READ ALSO: Why do so few Austrians own their home?

So, where can we find cheap(er) homes in Austria – either properties that are move-in ready or those that could be excellent investments for those who enjoy fixer-uppers (or huge DIY projects)?

To find these gems, we used a property website that allowed us to search for real estate in the whole of Austria (instead of just a few main cities) and showed us homes with at least three rooms.

The price limit was set at €100,000 (while our colleagues in even-more-expensive Switzerland had theirs set at a much heftier CHF 500k, around €515k).

As of August 2022, we found 25 houses and 34 apartments meeting these criteria on sale.

As you might expect, many of these need (a lot of) work, but the good news is you can definitely still nab a home for under €100,000 with gorgeous views, small plots of land or lake access.

austria map
Houses below €100k are mainly in the south and east of the country. Property map from Wlllhaben.at.

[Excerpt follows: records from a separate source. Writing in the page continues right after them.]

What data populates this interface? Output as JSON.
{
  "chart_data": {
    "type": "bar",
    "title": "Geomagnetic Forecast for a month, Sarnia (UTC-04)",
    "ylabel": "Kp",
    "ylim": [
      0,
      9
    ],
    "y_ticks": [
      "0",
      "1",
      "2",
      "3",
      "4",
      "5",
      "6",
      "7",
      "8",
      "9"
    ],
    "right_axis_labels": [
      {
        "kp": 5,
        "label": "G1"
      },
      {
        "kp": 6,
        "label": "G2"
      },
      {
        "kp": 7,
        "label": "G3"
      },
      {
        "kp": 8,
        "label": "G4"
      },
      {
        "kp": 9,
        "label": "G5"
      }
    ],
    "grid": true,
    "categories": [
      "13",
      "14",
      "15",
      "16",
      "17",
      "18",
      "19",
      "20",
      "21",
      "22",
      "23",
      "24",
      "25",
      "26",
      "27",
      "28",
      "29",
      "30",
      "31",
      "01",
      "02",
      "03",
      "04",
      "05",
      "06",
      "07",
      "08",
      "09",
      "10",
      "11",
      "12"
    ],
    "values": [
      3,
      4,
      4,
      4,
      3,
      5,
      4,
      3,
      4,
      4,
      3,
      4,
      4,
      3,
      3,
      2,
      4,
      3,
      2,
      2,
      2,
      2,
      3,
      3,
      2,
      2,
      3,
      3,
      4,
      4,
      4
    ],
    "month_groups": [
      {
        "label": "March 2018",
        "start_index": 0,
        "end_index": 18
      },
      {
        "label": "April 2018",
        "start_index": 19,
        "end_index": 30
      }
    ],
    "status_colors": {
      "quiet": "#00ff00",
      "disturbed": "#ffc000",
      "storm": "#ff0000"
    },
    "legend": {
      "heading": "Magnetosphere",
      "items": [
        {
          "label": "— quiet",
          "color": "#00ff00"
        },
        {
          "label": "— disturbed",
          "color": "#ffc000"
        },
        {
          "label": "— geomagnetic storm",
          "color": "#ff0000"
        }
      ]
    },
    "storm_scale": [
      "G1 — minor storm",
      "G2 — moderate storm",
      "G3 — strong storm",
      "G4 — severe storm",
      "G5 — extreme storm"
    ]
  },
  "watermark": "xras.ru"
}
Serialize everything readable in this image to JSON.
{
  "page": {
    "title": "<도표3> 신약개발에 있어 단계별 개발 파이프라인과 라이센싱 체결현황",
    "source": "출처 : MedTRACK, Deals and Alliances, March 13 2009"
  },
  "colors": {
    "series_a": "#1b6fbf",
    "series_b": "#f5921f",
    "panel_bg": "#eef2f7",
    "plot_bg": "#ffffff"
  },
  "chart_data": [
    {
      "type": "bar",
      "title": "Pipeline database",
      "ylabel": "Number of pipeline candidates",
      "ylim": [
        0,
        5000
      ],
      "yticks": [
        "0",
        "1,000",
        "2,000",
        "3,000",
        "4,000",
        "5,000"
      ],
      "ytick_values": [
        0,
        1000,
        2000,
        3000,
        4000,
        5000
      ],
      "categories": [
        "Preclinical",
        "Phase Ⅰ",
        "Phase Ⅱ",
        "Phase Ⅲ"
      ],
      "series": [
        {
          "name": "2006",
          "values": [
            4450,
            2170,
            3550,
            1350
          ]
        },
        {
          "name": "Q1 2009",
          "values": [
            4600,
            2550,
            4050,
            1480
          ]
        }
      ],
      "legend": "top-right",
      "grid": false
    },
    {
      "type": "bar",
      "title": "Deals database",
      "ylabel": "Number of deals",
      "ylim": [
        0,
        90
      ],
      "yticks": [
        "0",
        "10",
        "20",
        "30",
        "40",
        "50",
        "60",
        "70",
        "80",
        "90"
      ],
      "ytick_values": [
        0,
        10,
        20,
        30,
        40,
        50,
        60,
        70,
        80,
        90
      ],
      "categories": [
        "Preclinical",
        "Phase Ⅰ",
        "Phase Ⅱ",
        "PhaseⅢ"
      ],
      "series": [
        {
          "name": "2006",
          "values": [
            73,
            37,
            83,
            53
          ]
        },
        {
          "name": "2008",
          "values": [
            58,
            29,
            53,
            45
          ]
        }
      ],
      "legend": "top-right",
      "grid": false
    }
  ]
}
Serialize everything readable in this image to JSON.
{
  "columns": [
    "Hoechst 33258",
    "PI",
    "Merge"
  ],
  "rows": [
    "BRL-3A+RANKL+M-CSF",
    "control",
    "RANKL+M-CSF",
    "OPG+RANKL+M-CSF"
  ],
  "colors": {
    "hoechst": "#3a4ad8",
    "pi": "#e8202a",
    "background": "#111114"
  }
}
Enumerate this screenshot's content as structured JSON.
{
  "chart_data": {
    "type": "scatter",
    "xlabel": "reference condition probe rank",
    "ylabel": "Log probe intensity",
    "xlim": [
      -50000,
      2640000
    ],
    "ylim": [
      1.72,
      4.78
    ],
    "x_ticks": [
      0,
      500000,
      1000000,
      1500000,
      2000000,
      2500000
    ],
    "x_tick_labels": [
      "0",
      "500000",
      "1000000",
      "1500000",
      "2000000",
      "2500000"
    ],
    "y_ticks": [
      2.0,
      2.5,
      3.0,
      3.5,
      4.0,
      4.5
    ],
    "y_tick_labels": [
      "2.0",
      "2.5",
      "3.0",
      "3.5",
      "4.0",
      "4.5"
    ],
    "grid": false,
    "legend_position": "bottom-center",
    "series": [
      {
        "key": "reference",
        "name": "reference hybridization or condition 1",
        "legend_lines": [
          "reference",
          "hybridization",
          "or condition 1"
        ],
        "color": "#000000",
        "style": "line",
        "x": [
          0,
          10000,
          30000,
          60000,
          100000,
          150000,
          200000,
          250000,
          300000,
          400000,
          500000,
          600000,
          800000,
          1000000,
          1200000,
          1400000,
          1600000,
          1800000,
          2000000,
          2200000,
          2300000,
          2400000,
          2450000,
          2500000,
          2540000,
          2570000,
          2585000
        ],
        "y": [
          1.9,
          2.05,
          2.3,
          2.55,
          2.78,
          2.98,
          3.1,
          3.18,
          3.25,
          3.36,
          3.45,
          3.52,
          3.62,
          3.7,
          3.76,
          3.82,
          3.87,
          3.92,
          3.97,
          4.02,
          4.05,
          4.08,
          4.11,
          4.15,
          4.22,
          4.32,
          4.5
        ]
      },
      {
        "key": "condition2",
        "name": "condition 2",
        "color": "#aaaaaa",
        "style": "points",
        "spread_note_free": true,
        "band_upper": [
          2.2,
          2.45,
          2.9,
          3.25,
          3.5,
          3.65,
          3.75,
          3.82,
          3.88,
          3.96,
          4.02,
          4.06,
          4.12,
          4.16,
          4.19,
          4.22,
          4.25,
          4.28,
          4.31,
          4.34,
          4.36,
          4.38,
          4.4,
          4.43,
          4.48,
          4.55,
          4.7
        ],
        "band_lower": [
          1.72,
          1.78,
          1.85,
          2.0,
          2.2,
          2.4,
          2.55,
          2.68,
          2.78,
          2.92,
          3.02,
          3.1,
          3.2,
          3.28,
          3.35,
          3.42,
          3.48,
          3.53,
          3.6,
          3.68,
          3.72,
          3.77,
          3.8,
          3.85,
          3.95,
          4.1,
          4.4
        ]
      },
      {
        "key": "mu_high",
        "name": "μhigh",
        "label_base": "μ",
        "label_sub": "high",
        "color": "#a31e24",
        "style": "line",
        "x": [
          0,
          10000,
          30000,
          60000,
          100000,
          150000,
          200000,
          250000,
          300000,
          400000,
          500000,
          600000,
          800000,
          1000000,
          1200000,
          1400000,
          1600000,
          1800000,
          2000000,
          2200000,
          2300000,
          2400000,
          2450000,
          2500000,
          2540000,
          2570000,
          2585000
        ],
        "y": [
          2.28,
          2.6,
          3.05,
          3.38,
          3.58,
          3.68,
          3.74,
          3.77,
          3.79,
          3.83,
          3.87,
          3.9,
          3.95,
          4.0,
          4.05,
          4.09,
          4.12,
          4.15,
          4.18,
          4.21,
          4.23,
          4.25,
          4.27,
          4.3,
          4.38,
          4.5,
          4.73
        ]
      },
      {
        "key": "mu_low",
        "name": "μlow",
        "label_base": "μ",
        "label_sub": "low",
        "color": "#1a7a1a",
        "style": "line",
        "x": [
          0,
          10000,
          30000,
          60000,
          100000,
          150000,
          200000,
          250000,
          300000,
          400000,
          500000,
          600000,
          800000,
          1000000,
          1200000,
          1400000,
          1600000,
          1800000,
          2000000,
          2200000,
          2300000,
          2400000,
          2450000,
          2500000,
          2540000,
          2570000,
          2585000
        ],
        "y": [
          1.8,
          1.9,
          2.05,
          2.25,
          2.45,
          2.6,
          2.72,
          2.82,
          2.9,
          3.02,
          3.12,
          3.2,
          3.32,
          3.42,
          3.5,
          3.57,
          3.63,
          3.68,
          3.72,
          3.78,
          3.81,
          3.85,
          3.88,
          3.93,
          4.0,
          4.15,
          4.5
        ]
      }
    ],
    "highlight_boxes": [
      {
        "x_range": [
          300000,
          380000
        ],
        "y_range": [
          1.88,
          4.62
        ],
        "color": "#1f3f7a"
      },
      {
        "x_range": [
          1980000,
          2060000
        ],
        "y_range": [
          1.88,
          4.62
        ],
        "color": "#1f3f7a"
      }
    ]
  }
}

What types of properties are there?
Looking at houses first (see the map above, which also shows the average purchase price across Austria’s different regions), a few things stand out:

The vast majority of the immediately liveable properties are on the tiny side – most are around the 40 square metres mark and billed as holiday homes – but many come fully furnished, a bonus if you’re working to a tight budget.

You will find bigger ones (the largest we saw was 124 square metres), but then they are likely to be complete renovation projects.

If you head for the border, you’ll get more house for your euro in southern and eastern Austria. Many of the properties we saw were in peaceful Burgenland, Austria’s least populous state.

And if you’re happy to buy just over the border in Hungary, Slovakia or even cross into Croatia, you’ll get more space – and less work – for your money.

You might think cities would be a complete no-no for snapping up bargain properties, but when we looked, we actually found a few properties a short drive from Vienna that were below our top price.

House or apartment?
When it comes to apartments, you’ll get more square metres  – we found flats within this price bracket were around 70 square metres on average – and a slightly greater choice of location for your money

READ ALSO: ‘Concrete gold’: Austria ranks as Europe’s second most expensive property market

Plus, the apartments we found were generally in much better condition – some are even newly renovated and fabulous – so you wouldn’t have so much, if any, work to do.

But there is, inevitably, a compromise: you might get a terrace or a balcony, but most won’t have a proper garden, and certainly no land or outbuildings, which many of the houses we found did have.

If you opt for an apartment over a house, you’ll usually have a slightly greater choice of location. Property map from Willhaben.at.

Even when you do find cheap properties, though, they are sometimes quite literally too good to be true. Some may require completely gutting, others may not be connected to the grid or might need costly lease renegotiations.

So, whether you go for a house or an apartment, you need to make sure you do your homework and carry out a thorough inspection first.

While renovation projects can be great investments, they’re time-consuming and can be very costly.

Before you take the huge step of purchasing, be honest with yourself about your own skill levels and how much time you have for a project – it’s easy to get caught up in the romantic idea of the end result of a gorgeous renovation – and get estimates for any work that needs to be done.

READ ALSO: EXPLAINED: Why Austria’s rising property prices are causing alarm

If you’re looking at buying somewhere to rent out, check average monthly rents for that area to be sure it’s worth you putting all the hard work in and that you’ll get a good return on your investment.

Whatever your reason for buying, check the property’s location carefully – some have poor access or no connection to basic services.

And it’s important to be mindful of extra costs, too: besides renovation costs, you’ll also have to fork out for property taxes, monthly charges, as well as any lease renewal costs and other living expenses.

These can all vary depending on the type of property and where it is.